Forget the Triple NNN Lease
Mynt Systems – 08/27/22

It’s time for the modified gross leasing with additional renewable energy revenue


Historically, commercial real estate investors have overlooked one of the most valuable assets embedded within their properties - energy revenue. They have intentionally transferred the utilities to the tenant thinking it was a liability they did not want to be burdened with. But both technology and economics have changed, and what was once a cost, grid-purchased energy, is now a potential profit center for enterprising landlords. CRE investors can turbocharge their portfolios return metrics and create an entirely new asset class of sustainable, Zero Net Energy, resilient buildings.

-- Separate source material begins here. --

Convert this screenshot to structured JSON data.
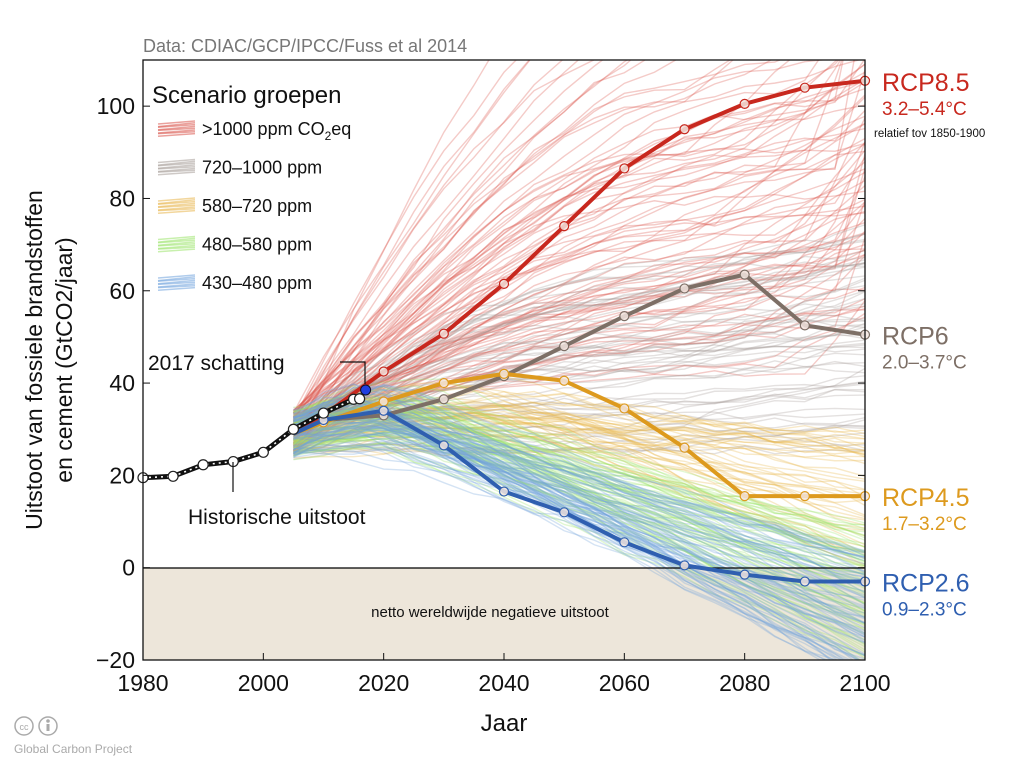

The new paradigm in commercial real estate is that a tenant utility bill can be transformed into new income for the property owner. With decreasing renewable energy equipment prices and new tax incentives - on site solar and storage energy systems are very compelling. Owners can also leverage them for new incremental income.

Instead of the traditional gross lease, solar energy combined with automated tenant billing eliminate the previous complications and billing burdens on the owner. Instead, the property owner becomes both the landlord and clean energy utility with no additional resource demand. Applying a modified gross lease addendum to a new or existing tenant generates new revenue for the owner, but also stabilizes and greens the tenants energy bill. This creates a happier, sticker, and healthier tenant while still maintaining incredibly strong returns on their investment in the Solar and Battery system.

New energy metering and billing software has the ability to track and monitor not only the tenants energy consumption but also the production of the solar system and the deployment of stored energy in the battery to create another layer of utility cost arbitrage. Some of these new software packages will even auto generate a bill that gets sent directly to the tenant showing them what they would have paid the utility company and what they’re paying the landlord instead, with a preset discount. The tenant billing and investment recouping process has been automated, creating transparency for the tenants and convenience for the owner/manager.

All of this has led fund managers, real estate investment firms, regional landlords, and asset managers to reconsider their current strategy for renewable energy and lease structures. Certainly, a modified gross lease (or Renewable Lease) will be taking the place of triple net leases, but even in a NNN lease situation, well vetted lease addendum language exists that allows owners to create a net benefit for People, Planet and Profit.

The increased property value that comes with these types of projects can be staggering and at the very least it paves a new path for commercial real estate owners to drive sustainability while doing what they do best, invest in the buildings which house the businesses and services that spur our economy.